当時の具体的なデザインは不明だが、大正時代の店頭の写真が残っている。瀟洒(しょうしゃ)な建物に「MERRY XMAS」の文字。その上で、サンタクロースを描いたとみられる看板が来店客を迎える。導入した当初から年末の大売り出しとセットだった。

「明治屋のクリスマス飾り灯ともりて煌(きらび)やかなり粉雪降り出づ」。明治から大正期に活躍した歌人、木下利玄の歌は、後に高校の教科書にも載った。銀座の冬の風物詩を一目見ようと遠方から足を運ぶ人も。人気にならって周りの店もクリスマス飾りを始めるようになった。

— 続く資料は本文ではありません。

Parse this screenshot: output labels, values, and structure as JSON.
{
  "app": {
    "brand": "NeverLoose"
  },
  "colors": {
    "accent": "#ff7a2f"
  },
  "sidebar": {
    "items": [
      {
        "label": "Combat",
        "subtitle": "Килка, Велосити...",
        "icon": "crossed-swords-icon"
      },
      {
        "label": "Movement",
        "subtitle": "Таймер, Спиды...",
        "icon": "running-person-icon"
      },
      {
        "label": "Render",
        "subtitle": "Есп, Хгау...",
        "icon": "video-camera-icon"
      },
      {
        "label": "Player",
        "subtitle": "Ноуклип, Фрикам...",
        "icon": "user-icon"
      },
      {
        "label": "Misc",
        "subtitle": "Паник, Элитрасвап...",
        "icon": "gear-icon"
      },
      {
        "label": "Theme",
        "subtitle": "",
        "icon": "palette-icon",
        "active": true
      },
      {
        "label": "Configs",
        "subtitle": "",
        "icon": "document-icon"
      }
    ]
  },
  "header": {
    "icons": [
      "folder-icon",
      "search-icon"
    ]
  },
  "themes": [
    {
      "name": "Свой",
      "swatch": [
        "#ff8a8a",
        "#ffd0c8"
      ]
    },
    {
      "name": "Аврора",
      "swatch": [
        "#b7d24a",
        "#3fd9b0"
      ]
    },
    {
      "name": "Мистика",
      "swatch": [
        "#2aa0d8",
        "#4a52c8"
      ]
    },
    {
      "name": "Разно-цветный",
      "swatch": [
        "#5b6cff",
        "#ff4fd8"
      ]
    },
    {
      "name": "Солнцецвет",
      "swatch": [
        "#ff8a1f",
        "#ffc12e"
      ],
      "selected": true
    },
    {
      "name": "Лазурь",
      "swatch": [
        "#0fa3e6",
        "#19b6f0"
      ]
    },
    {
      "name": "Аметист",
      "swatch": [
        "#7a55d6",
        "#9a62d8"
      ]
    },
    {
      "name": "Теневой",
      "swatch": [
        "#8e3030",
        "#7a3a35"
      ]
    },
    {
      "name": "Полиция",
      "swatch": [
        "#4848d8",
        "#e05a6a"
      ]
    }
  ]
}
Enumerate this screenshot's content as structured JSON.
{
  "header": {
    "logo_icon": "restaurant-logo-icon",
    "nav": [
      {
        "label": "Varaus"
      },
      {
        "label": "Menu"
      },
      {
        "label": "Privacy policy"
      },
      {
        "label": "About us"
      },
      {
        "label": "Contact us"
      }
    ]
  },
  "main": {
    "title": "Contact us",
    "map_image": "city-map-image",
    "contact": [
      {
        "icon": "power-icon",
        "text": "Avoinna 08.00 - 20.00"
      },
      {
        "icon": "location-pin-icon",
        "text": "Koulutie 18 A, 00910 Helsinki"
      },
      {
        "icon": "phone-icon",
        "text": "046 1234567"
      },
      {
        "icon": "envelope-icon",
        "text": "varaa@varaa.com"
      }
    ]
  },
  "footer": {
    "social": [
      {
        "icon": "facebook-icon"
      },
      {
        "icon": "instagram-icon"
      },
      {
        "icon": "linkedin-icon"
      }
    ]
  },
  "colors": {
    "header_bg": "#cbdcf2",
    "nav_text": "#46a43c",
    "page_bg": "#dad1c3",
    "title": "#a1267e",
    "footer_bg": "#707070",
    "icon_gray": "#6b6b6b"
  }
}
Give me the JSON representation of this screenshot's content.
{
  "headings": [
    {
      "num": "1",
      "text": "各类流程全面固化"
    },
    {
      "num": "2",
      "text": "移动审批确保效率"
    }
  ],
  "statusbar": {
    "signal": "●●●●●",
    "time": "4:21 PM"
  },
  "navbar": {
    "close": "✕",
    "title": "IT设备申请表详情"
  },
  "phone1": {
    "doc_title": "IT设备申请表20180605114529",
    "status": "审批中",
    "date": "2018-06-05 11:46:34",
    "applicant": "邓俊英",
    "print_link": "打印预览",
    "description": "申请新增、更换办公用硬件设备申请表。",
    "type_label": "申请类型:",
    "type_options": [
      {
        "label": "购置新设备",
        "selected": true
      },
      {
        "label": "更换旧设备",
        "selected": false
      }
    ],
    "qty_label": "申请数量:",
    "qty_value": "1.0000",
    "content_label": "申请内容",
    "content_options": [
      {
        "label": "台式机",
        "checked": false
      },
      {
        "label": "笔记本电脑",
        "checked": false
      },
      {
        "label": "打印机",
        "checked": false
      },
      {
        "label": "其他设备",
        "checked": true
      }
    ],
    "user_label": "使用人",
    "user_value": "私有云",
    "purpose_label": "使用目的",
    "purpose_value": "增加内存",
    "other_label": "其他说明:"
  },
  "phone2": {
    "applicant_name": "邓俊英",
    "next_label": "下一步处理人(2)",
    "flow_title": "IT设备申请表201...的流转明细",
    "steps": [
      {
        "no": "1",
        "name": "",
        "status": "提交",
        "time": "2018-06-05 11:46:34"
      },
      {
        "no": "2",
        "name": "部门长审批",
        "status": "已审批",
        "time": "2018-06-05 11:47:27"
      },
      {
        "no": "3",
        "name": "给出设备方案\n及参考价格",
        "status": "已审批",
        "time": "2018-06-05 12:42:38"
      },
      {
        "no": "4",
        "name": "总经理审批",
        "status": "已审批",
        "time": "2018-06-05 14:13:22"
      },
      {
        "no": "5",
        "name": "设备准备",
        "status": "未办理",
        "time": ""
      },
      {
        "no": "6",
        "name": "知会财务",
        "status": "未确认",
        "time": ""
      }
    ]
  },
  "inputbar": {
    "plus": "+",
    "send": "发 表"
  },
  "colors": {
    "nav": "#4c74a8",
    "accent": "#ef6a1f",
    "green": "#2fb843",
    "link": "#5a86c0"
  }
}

それから1世紀。1995年に始まった「神戸ルミナリエ」などをきっかけに、街全体の活性化や観光客へのアピールを狙った大がかりなイベントも増えた。日本イルミネーション協会(大阪市)によると、十数年前からは白熱灯より消費電力が少ない発光ダイオード(LED)が主流に。最近は足で踏むと光ったり、手をたたくと色が変わったりする「参加型」が人気だという。

明治屋の銀座ストアーは2007年に閉店。1世紀以上続いた歴史は約500メートル離れた京橋ストアーが引き継いだ。今年もシャンパンゴールドの柔らかな光が師走の街を照らし、道行く人々にちょっぴり幸せな気分を届けている。

銀座・京橋のイルミネーション 明治屋京橋ストアーがある「京橋エドグラン」は高さ12メートルのクリスマスツリーと約5万球のLEDを飾る。「東京スクエアガーデン」も電飾をする。銀座では2011年から続く「ヒカリミチ」と題したイベントが開催中。中央通りと晴海通り沿いの街路灯に、花かごのようなイルミネーションをつり下げる。「ミキモト」本店のツリーも有名だ。